L’Algérie dispose d'un important gisement extrait simultanément à sa production de gaz naturel. Mais depuis la décision des États Unis d'orienter ses approvisionnements vers le gaz de schistes présent en abondance sur leur territoire, l'Algérie a diminué considérablement sa production de gaz naturel et par contrecoup la production  d'hélium.

Le Qatar dispose de 2 usines qui répondent à 1/4 de la demande mondiale. Depuis les récents incidents diplomatiques avec ses voisins (Arabie Saoudite et UAE),  le Qatar a décidé de réduire sa production, ce qui risque de créer une pénurie mondiale à brève échéance.

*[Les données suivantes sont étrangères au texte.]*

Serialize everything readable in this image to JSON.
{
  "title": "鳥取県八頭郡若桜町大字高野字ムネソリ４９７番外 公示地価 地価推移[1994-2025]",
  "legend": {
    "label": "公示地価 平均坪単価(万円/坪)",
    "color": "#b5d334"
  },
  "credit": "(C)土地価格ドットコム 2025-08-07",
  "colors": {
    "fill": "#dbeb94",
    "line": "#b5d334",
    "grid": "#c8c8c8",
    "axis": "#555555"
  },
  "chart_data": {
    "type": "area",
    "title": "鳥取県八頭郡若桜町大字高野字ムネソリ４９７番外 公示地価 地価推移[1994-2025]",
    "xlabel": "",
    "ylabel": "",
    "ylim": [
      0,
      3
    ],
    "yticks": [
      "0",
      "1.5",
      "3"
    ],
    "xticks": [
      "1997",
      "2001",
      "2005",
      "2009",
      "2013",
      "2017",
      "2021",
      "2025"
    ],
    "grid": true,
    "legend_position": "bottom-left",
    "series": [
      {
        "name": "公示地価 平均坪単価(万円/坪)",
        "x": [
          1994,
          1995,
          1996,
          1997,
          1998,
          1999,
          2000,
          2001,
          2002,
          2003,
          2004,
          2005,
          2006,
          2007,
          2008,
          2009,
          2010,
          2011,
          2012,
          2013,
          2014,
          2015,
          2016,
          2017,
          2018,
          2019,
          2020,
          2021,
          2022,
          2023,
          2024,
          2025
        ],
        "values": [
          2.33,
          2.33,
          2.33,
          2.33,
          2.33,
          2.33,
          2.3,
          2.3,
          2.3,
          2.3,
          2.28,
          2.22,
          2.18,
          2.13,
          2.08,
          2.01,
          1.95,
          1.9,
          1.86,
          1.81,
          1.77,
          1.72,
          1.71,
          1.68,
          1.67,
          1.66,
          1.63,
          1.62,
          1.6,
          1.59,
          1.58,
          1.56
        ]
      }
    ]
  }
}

En 2017, un important gisement d'hélium a été découvert en Tanzanie par un gazier norvégien (Helium One). Ce gisement représenterait environ 15 ans de la demande mondiale (3 milliards de m3) mais pour le moment, le gisement n'est pas en exploitation car les conditions d'extraction sont complexes.

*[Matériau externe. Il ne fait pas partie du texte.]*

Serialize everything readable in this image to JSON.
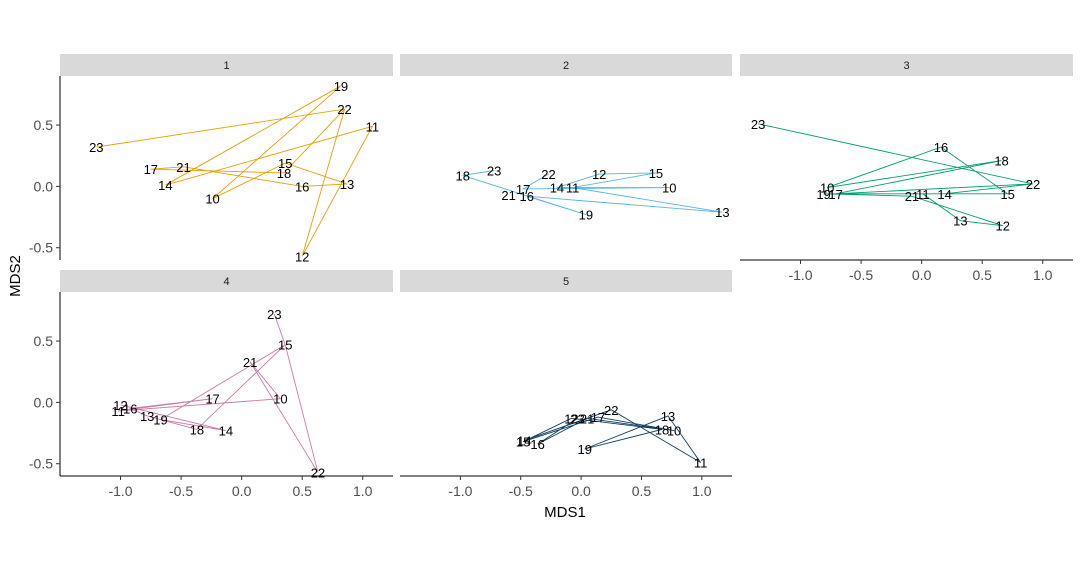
{
  "chart_data": {
    "type": "line",
    "xlabel": "MDS1",
    "ylabel": "MDS2",
    "xlim": [
      -1.5,
      1.25
    ],
    "ylim": [
      -0.6,
      0.9
    ],
    "x_ticks": [
      -1.0,
      -0.5,
      0.0,
      0.5,
      1.0
    ],
    "x_tick_labels": [
      "-1.0",
      "-0.5",
      "0.0",
      "0.5",
      "1.0"
    ],
    "y_ticks": [
      -0.5,
      0.0,
      0.5
    ],
    "y_tick_labels": [
      "-0.5",
      "0.0",
      "0.5"
    ],
    "grid": false,
    "legend": "none",
    "facets": [
      {
        "label": "1",
        "color": "#E69F00",
        "points": [
          {
            "id": "10",
            "x": -0.24,
            "y": -0.1
          },
          {
            "id": "11",
            "x": 1.08,
            "y": 0.49
          },
          {
            "id": "12",
            "x": 0.5,
            "y": -0.57
          },
          {
            "id": "13",
            "x": 0.87,
            "y": 0.02
          },
          {
            "id": "14",
            "x": -0.63,
            "y": 0.01
          },
          {
            "id": "15",
            "x": 0.36,
            "y": 0.19
          },
          {
            "id": "16",
            "x": 0.5,
            "y": 0.0
          },
          {
            "id": "17",
            "x": -0.75,
            "y": 0.14
          },
          {
            "id": "18",
            "x": 0.35,
            "y": 0.11
          },
          {
            "id": "19",
            "x": 0.82,
            "y": 0.82
          },
          {
            "id": "21",
            "x": -0.48,
            "y": 0.16
          },
          {
            "id": "22",
            "x": 0.85,
            "y": 0.63
          },
          {
            "id": "23",
            "x": -1.2,
            "y": 0.32
          }
        ],
        "path": [
          "23",
          "22",
          "18",
          "17",
          "21",
          "16",
          "13",
          "15",
          "10",
          "19",
          "14",
          "11",
          "12",
          "22"
        ]
      },
      {
        "label": "2",
        "color": "#56B4E9",
        "points": [
          {
            "id": "10",
            "x": 0.73,
            "y": -0.01
          },
          {
            "id": "11",
            "x": -0.07,
            "y": -0.01
          },
          {
            "id": "12",
            "x": 0.15,
            "y": 0.1
          },
          {
            "id": "13",
            "x": 1.17,
            "y": -0.21
          },
          {
            "id": "14",
            "x": -0.2,
            "y": -0.01
          },
          {
            "id": "15",
            "x": 0.62,
            "y": 0.11
          },
          {
            "id": "16",
            "x": -0.45,
            "y": -0.08
          },
          {
            "id": "17",
            "x": -0.48,
            "y": -0.02
          },
          {
            "id": "18",
            "x": -0.98,
            "y": 0.09
          },
          {
            "id": "19",
            "x": 0.04,
            "y": -0.23
          },
          {
            "id": "21",
            "x": -0.6,
            "y": -0.07
          },
          {
            "id": "22",
            "x": -0.27,
            "y": 0.1
          },
          {
            "id": "23",
            "x": -0.72,
            "y": 0.13
          }
        ],
        "path": [
          "23",
          "18",
          "19",
          "16",
          "13",
          "11",
          "15",
          "12",
          "14",
          "10",
          "17",
          "22"
        ]
      },
      {
        "label": "3",
        "color": "#009E73",
        "points": [
          {
            "id": "10",
            "x": -0.78,
            "y": -0.01
          },
          {
            "id": "11",
            "x": 0.01,
            "y": -0.06
          },
          {
            "id": "12",
            "x": 0.67,
            "y": -0.32
          },
          {
            "id": "13",
            "x": 0.32,
            "y": -0.28
          },
          {
            "id": "14",
            "x": 0.19,
            "y": -0.06
          },
          {
            "id": "15",
            "x": 0.71,
            "y": -0.06
          },
          {
            "id": "16",
            "x": 0.16,
            "y": 0.32
          },
          {
            "id": "17",
            "x": -0.71,
            "y": -0.06
          },
          {
            "id": "18",
            "x": 0.66,
            "y": 0.21
          },
          {
            "id": "19",
            "x": -0.81,
            "y": -0.06
          },
          {
            "id": "21",
            "x": -0.08,
            "y": -0.08
          },
          {
            "id": "22",
            "x": 0.92,
            "y": 0.02
          },
          {
            "id": "23",
            "x": -1.35,
            "y": 0.51
          }
        ],
        "path": [
          "23",
          "22",
          "17",
          "18",
          "10",
          "16",
          "15",
          "11",
          "13",
          "12",
          "21",
          "19",
          "14",
          "22",
          "17"
        ]
      },
      {
        "label": "4",
        "color": "#CC79A7",
        "points": [
          {
            "id": "10",
            "x": 0.32,
            "y": 0.03
          },
          {
            "id": "11",
            "x": -1.02,
            "y": -0.07
          },
          {
            "id": "12",
            "x": -1.0,
            "y": -0.02
          },
          {
            "id": "13",
            "x": -0.78,
            "y": -0.11
          },
          {
            "id": "14",
            "x": -0.13,
            "y": -0.23
          },
          {
            "id": "15",
            "x": 0.36,
            "y": 0.47
          },
          {
            "id": "16",
            "x": -0.92,
            "y": -0.05
          },
          {
            "id": "17",
            "x": -0.24,
            "y": 0.03
          },
          {
            "id": "18",
            "x": -0.37,
            "y": -0.22
          },
          {
            "id": "19",
            "x": -0.67,
            "y": -0.14
          },
          {
            "id": "21",
            "x": 0.07,
            "y": 0.33
          },
          {
            "id": "22",
            "x": 0.63,
            "y": -0.57
          },
          {
            "id": "23",
            "x": 0.27,
            "y": 0.72
          }
        ],
        "path": [
          "23",
          "15",
          "22",
          "21",
          "10",
          "11",
          "17",
          "16",
          "13",
          "18",
          "15",
          "19",
          "14",
          "12"
        ]
      },
      {
        "label": "5",
        "color": "#0F3D63",
        "points": [
          {
            "id": "10",
            "x": 0.77,
            "y": -0.23
          },
          {
            "id": "11",
            "x": 0.99,
            "y": -0.49
          },
          {
            "id": "12",
            "x": -0.08,
            "y": -0.13
          },
          {
            "id": "13",
            "x": 0.72,
            "y": -0.11
          },
          {
            "id": "14",
            "x": -0.47,
            "y": -0.31
          },
          {
            "id": "15",
            "x": -0.48,
            "y": -0.32
          },
          {
            "id": "16",
            "x": -0.36,
            "y": -0.34
          },
          {
            "id": "17",
            "x": 0.14,
            "y": -0.12
          },
          {
            "id": "18",
            "x": 0.67,
            "y": -0.22
          },
          {
            "id": "19",
            "x": 0.03,
            "y": -0.38
          },
          {
            "id": "21",
            "x": 0.05,
            "y": -0.13
          },
          {
            "id": "22",
            "x": 0.25,
            "y": -0.06
          },
          {
            "id": "23",
            "x": -0.03,
            "y": -0.13
          }
        ],
        "path": [
          "14",
          "22",
          "11",
          "13",
          "19",
          "18",
          "12",
          "15",
          "17",
          "10",
          "21",
          "16",
          "23"
        ]
      }
    ]
  }
}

A moyen terme, la fusion nucleaire pourrait devenir la principale source d'approvisionnement en Hélium. Car, rappelons-le, l'hélium est un gaz qui ne se fabrique pas, il est largement présent dans l'univers car il est produit par les étoiles (notre soleil dans notre système) ,mais dans l'atmosphère terrestre il n'existe qu'à infimes traces inexploitables.
Le site de CADARACHE expériementera dans les prochaines années, la production d’énergie nucléaire par fusion (et non par fission comme c'est le cas actuellement). Cette technique présente d'innombrables avantages en terme de quantité et de longévité des déchets radio actifs mais se heurte encore à d'importantes difficultés pratiques liées à la température à atteindre pour déclencher cette réaction nucléaire.

Nul doute que si cette technologie voit le jour, il n'existera plus jamais de risque de pénurie d’hélium sur notre planète.

A court terme, la situation est tendue et les gaziers, comme ils l'ont déjà fait précédemment, réserverons la priorité de leur stock, aux applications stratégiques et médicales.

L’hélium sous forme liquide est en effet le seul gaz capable de faire fonctionner des instruments d'imagerie médicales comme les IRM.

Tant pis pour les enfants, qui devront se passer quelque temps de la magie d'un lâcher de ballons.